Ma i tempi cambiano perché Rete non solo si allea con la Dc (e sicuramente Ciavatta si dimentica di ripetere la sua domanda a Giancarlo Venturini…) ma incomincia a prendere le distanze dalle condanne del Processo Mazzini, prima con la Tonnini che lo definisce un “processo politico”, poi con il fiancheggiatore Alberto Forcellini – una signora di destra approdata alla sinistra bolscevica – che scrive: “… stando agli sviluppi e alle dichiarazioni di autorevoli esponenti del foro sammarinese, pare che fosse tutta una storia romanzata, senza alcun supporto giuridico, solo per colpire una certa classe politica e sostituirla con un’altra”, come se il sequestro di immobili e valigette milionarie fossero una trovata di alcuni buontemponi.

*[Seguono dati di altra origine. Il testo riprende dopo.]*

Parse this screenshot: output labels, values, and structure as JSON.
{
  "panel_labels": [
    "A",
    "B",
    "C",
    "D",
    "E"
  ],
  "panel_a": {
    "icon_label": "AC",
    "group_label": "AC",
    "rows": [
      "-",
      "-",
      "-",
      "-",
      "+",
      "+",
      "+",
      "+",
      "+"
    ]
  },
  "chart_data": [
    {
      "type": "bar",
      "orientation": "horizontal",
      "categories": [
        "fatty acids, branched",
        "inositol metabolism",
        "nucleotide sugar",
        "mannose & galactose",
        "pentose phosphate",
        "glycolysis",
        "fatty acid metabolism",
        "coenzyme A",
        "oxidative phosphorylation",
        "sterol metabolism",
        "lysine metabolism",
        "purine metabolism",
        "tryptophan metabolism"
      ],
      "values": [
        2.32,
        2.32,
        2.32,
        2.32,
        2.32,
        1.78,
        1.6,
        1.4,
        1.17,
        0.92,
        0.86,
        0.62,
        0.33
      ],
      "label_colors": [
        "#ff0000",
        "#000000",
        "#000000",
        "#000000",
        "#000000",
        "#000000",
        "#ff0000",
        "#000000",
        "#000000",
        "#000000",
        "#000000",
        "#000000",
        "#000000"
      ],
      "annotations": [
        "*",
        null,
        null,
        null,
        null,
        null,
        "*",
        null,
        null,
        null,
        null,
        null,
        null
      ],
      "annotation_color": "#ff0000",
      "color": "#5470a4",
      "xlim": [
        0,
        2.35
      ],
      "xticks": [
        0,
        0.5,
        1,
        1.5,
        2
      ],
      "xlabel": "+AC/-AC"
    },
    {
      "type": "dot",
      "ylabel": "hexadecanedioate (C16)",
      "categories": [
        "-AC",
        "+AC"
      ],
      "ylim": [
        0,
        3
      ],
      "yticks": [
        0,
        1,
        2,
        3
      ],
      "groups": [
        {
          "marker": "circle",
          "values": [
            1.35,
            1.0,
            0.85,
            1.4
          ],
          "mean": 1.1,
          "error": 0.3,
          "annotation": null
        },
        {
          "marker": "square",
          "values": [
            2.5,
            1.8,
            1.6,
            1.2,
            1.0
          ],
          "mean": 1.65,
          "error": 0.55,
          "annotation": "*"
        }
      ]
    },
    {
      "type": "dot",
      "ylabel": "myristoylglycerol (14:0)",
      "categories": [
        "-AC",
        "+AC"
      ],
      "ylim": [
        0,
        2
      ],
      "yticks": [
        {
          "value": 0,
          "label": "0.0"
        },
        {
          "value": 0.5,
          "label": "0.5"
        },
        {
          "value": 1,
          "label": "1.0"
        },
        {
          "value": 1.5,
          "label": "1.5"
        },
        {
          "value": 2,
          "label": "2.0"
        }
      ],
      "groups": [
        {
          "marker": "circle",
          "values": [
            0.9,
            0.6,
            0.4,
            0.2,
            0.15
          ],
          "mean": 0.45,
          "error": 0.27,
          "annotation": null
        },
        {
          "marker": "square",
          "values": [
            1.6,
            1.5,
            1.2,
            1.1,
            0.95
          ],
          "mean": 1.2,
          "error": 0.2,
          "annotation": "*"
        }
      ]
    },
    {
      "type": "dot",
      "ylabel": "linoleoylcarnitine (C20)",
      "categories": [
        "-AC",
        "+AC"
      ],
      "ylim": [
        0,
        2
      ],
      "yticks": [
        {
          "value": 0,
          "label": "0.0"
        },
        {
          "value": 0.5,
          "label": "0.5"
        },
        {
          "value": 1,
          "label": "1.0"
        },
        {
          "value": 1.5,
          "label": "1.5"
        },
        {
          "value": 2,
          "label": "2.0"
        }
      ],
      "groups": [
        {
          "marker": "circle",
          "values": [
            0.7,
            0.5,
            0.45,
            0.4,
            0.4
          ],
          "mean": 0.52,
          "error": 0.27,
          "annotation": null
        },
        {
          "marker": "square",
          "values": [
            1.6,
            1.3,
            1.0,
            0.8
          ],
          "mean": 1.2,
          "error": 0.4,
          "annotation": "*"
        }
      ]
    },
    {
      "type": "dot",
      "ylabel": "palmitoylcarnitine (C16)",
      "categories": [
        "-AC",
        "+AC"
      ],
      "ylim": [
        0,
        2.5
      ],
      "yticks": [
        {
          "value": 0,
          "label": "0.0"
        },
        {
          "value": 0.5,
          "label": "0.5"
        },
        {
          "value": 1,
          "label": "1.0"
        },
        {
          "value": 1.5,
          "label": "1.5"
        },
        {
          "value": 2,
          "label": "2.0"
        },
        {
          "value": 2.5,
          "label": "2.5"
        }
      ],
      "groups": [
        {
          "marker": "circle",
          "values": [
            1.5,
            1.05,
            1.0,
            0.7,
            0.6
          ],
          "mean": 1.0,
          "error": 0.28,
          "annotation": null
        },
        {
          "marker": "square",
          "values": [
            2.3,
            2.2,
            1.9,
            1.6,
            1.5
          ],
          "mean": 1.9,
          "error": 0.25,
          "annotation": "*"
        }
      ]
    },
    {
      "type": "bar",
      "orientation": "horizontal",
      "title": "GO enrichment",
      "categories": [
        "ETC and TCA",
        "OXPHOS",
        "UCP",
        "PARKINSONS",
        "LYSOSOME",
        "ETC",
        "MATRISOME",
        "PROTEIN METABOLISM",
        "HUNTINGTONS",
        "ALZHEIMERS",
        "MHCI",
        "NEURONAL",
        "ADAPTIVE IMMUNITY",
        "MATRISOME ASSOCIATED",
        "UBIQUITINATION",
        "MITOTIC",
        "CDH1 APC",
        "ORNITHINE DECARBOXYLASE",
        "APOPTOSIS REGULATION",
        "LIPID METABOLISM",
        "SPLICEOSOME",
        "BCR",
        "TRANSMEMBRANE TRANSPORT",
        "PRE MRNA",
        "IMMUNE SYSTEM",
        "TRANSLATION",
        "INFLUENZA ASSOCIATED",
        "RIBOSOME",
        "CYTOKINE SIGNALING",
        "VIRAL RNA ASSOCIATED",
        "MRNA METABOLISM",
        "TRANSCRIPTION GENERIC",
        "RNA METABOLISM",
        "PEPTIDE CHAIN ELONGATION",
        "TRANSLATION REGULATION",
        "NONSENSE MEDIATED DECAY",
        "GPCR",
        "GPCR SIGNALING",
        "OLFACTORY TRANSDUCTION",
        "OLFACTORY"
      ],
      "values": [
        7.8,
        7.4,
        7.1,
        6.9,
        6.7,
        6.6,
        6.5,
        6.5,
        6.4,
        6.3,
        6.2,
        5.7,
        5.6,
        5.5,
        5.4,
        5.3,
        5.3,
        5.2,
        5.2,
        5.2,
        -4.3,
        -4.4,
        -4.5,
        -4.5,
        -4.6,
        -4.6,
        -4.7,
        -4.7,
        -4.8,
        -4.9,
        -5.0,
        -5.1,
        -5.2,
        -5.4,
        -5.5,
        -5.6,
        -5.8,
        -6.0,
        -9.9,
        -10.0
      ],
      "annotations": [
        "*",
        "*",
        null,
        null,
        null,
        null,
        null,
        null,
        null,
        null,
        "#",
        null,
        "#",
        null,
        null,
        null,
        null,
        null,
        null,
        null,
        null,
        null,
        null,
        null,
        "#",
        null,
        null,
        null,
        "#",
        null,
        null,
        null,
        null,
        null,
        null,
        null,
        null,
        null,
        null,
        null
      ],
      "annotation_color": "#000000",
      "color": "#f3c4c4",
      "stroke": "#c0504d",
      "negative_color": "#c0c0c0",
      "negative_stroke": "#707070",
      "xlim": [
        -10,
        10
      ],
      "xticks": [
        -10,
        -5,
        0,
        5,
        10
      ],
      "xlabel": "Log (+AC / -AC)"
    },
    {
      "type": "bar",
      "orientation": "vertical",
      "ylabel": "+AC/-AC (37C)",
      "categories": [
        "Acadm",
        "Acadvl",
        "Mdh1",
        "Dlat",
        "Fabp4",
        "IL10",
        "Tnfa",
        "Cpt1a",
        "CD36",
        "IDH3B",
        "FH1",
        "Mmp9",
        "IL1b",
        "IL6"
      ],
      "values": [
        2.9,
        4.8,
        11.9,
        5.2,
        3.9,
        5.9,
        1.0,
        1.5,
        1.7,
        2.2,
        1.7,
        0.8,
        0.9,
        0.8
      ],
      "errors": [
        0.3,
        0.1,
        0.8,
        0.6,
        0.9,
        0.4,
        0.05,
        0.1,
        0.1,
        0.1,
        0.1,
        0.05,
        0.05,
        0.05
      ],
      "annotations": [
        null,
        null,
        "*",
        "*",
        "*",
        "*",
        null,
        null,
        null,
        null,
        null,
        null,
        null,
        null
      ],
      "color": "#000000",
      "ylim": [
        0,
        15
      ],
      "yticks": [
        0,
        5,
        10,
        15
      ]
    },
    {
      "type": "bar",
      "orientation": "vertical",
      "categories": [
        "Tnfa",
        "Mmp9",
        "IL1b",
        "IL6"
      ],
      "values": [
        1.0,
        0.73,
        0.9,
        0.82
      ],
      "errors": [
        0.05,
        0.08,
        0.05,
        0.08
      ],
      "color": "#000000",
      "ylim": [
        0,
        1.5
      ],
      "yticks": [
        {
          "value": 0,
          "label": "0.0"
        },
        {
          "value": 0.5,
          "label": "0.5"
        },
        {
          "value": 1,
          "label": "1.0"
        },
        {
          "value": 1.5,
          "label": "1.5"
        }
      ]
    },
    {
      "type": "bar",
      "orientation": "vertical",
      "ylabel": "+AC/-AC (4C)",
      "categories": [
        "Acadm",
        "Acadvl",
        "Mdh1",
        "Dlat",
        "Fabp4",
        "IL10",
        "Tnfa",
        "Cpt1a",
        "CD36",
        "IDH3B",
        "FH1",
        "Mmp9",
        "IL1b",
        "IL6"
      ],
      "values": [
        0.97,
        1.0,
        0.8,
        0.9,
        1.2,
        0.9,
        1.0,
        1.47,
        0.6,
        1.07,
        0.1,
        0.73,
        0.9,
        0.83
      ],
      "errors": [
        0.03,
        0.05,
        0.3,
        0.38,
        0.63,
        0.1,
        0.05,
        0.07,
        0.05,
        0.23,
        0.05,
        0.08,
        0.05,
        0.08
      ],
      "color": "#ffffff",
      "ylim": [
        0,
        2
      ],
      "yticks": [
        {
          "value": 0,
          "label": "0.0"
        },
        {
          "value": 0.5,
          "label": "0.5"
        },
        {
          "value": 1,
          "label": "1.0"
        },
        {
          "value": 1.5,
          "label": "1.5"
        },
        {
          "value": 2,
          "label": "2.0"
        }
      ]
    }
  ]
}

La virata di Rete si completa con lo strampalato comunicato di ieri “in punta di diritto”, materia del tutto estranea alle competenze degli improvvisati scribacchini. La metamorfosi si è completata anche su questa vicenda: Rete ha oggi sposato pienamente il “colpo di spugna” della Dc, di alcuni alleati e dei consiglieri-avvocati sempre con le antenne diritte a vantaggio dei loro assistiti-imputati. Complimenti!